Конечно, и мама и отчим явились на представление и даже сидели на передней скамье, у самой сцены. Только Катюша не решилась прийти…

К моему выступлению мама купила мне первый в моей жизни пиджак. Мне казалось, что тело мое стянуто обручами, я боялся, что скованность движений помешает мне играть на цимбалах. Пугала меня и самая встреча с позднеевцами. Правда, я рассчитывал на поддержку моих новых знакомцев и их друзей, да и публика, как мне сказали, будет состоять почти из одних бедняков. Все же мое цыганское сердце билось очень тревожно…

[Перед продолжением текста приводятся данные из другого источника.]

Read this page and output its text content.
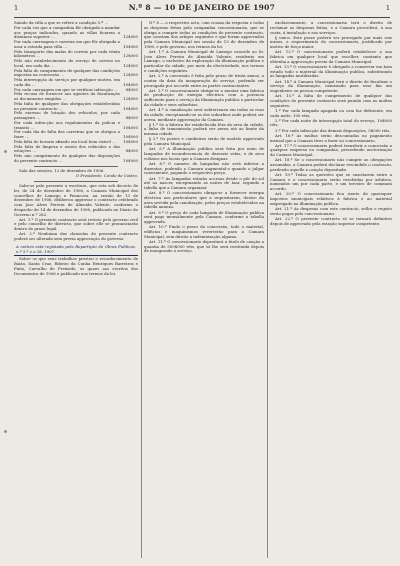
1	N.º 8 — 10 DE JANEIRO DE 1907	1
Saindo da villa a que se refere a condição 5.ª …
Por cada voz que a companhia fôr obrigada a mandar aos praças indicados, quando as villas ficarem a distancia superior …	12$000
Por cada carruagem e carreira em que fôr obrigada a usar a estrada para villa …	10$000
Pelo transporte das malas do correio por cada trinta kilometros …	12$000
Pelo não estabelecimento do serviço de correio no local, em cada dia …	12$000
Pela falta do cumprimento de qualquer das condições impostas na concessão …	12$000
Pela interrupção do serviço por qualquer motivo, em cada dia …	10$000
Por cada carruagem em que se verificar infracção …	8$000
Pela recusa de fornecer aos agentes da fiscalização os documentos exigidos …	12$000
Pela falta de qualquer das obrigações estabelecidas no presente contracto …	10$000
Pelo excesso de lotação dos vehiculos, por cada passageiro …	8$000
Por cada infracção aos regulamentos da policia e transito …	10$000
Por cada dia de falta das carreiras que se obrigou a fazer …	10$000
Pela falta do horario afixado em local bem visivel …	10$000
Pela falta de limpeza e asseio dos vehiculos e das estações …	8$000
Pelo não cumprimento de qualquer das disposições do presente contracto …	10$000

Sala das sessões, 12 de dezembro de 1906.

O Presidente, Conde de Castro.

Sabe-se pelo presente a escritura, que esta sob decreto de lei, de 24 de dezembro de 1906, a Camara Municipal dos concelhos de Lamego e Penacova, na sessão de 13 de dezembro de 1906, deliberou approvar o contracto celebrado com Jose Alves Pereira de Almeida Valente, conforme o despacho de 14 de dezembro de 1906, publicado no Diario do Governo n.º 282.

Art. 1.º O presente contracto será revisto pelo governo civil e pelo conselho de districto, que sobre elle se pronunciarão dentro do prazo legal.

Art. 2.º Nenhuma das clausulas do presente contracto poderá ser alterada sem previa approvação do governo.

A notícia está registada pela Repartição de Obras Publicas, n.º 3.º e o 28, 1907.

Sobre os que seus trabalhos prestou o reconhecimento de Baião, Santa Cruz, Ribeiro da Cunha Henriques Barreiros e Pinto, Carvalho de Freixedo, os quaes aos escritos dos Documentos de 1906 e publicado nos termos da lei.

N.º 8 — o respectivo acto, com cousas da resposta e todas as despesas feitas pela companhia concessionaria, que se obriga a cumprir todas as condições do presente contracto, que constam dos artigos seguintes e que foram approvados pela Camara Municipal em sessão de 13 de dezembro de 1906, e pelo governo, nos termos da lei.

Art. 1.º A Camara Municipal de Lamego concede ao Sr. Jose Alves Pereira de Almeida Valente, residente em Lamego, o exclusivo da exploração da illuminação publica e particular da cidade, por meio da electricidade, nos termos e condições seguintes.

Art. 2.º A concessão é feita pelo prazo de trinta annos, a contar da data da inauguração do serviço, podendo ser prorogada por accordo entre as partes contractantes.

Art. 3.º O concessionario obriga-se a montar uma fabrica de producção de energia electrica com a potencia sufficiente para o serviço da illuminação publica e particular da cidade e seus suburbios.

Art. 4.º A canalização será subterranea em todas as ruas da cidade, exceptuando-se as dos suburbios onde poderá ser aerea, mediante approvação da Camara.

§ 1.º Se a fabrica for estabelecida fóra da area da cidade, a linha de transmissão poderá ser aerea até ao limite da mesma cidade.

§ 2.º Os postes e candieiros serão de modelo approvado pela Camara Municipal.

Art. 5.º A illuminação publica será feita por meio de lampadas de incandescencia de dezeseis velas, e de arco voltaico nos locais que a Camara designar.

Art. 6.º O numero de lampadas não será inferior a duzentas, podendo a Camara augmental-o quando o julgar conveniente, pagando o respectivo preço.

Art. 7.º As lampadas estarão accesas desde o pôr do sol até ao nascer, exceptuando as noites de luar, segundo a tabella que a Camara organizar.

Art. 8.º O concessionario obriga-se a fornecer energia electrica aos particulares que a requisitarem, dentro da area servida pela canalização, pelos preços estabelecidos na tabella annexa.

Art. 9.º O preço de cada lampada de illuminação publica será pago mensalmente pela Camara, conforme a tabella approvada.

Art. 10.º Findo o prazo da concessão, todo o material, edificios e maquinismos reverterão para a Camara Municipal, sem direito a indemnização alguma.

Art. 11.º O concessionario depositará a titulo de caução a quantia de 500$000 réis, que só lhe será restituida depois de inaugurado o serviço.

exclusivamente, a concessionaria terá o direito de reclamar as despesas feitas, e a Camara procederá, á sua custa, á instalação e aos serviços.

§ unico. Este prazo poderá ser prorogado por mais seis meses, a requerimento do concessionario, justificado por motivo de força maior.

Art. 12.º O concessionario poderá estabelecer a sua fabrica em qualquer local que escolher, comtanto que obtenha a approvação previa da Camara Municipal.

Art. 13.º O concessionario é obrigado a conservar em bom estado todo o material da illuminação publica, substituindo as lampadas inutilizadas.

Art. 14.º A Camara Municipal terá o direito de fiscalizar o serviço da illuminação, nomeando para esse fim um engenheiro ou pessoa competente.

Art. 15.º A falta de cumprimento de qualquer das condições do presente contracto será punida com as multas seguintes:

1.º Por cada lampada apagada ou com luz deficiente, em cada noite, 100 réis;

2.º Por cada noite de interrupção total do serviço, 10$000 réis;

3.º Por cada infracção das demais disposições, 5$000 réis.

Art. 16.º As multas serão descontadas no pagamento mensal que a Camara tiver a fazer ao concessionario.

Art. 17.º O concessionario poderá transferir a concessão a qualquer empresa ou companhia, precedendo auctorização da Camara Municipal.

Art. 18.º Se o concessionario não cumprir as obrigações assumidas, a Camara poderá declarar rescindido o contracto, perdendo aquelle a caução depositada.

Art. 19.º Todas as questões que se suscitarem entre a Camara e o concessionario serão resolvidas por arbitros, nomeados um por cada parte, e um terceiro de commum accordo.

Art. 20.º O concessionario fica isento de quaesquer impostos municipais relativos á fabrica e ao material empregado na illuminação publica.

Art. 21.º As despesas com este contracto, sellos e registo serão pagas pelo concessionario.

Art. 22.º O presente contracto só se tornará definitivo depois de approvado pela estação superior competente.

Но все эти опасения померкли перед тем страхом, какой я испытал, выйдя на сцену. Оказывается, одно дело играть на базаре, в вагоне поезда, на постоялом дворе, другое дело — на сцене. Здесь, отделенный от толпы, ты словно противостоишь ей, один против целого, враждебного тебе мира. В растерянности я запел совсем не то, что было условлено, а те дурацкие частушки, которые некогда певал на базаре:

Твои глазки, как алмазы, Как лазоревый цветок. Не рассказывай мне сказок, Поцелуй меня разок!..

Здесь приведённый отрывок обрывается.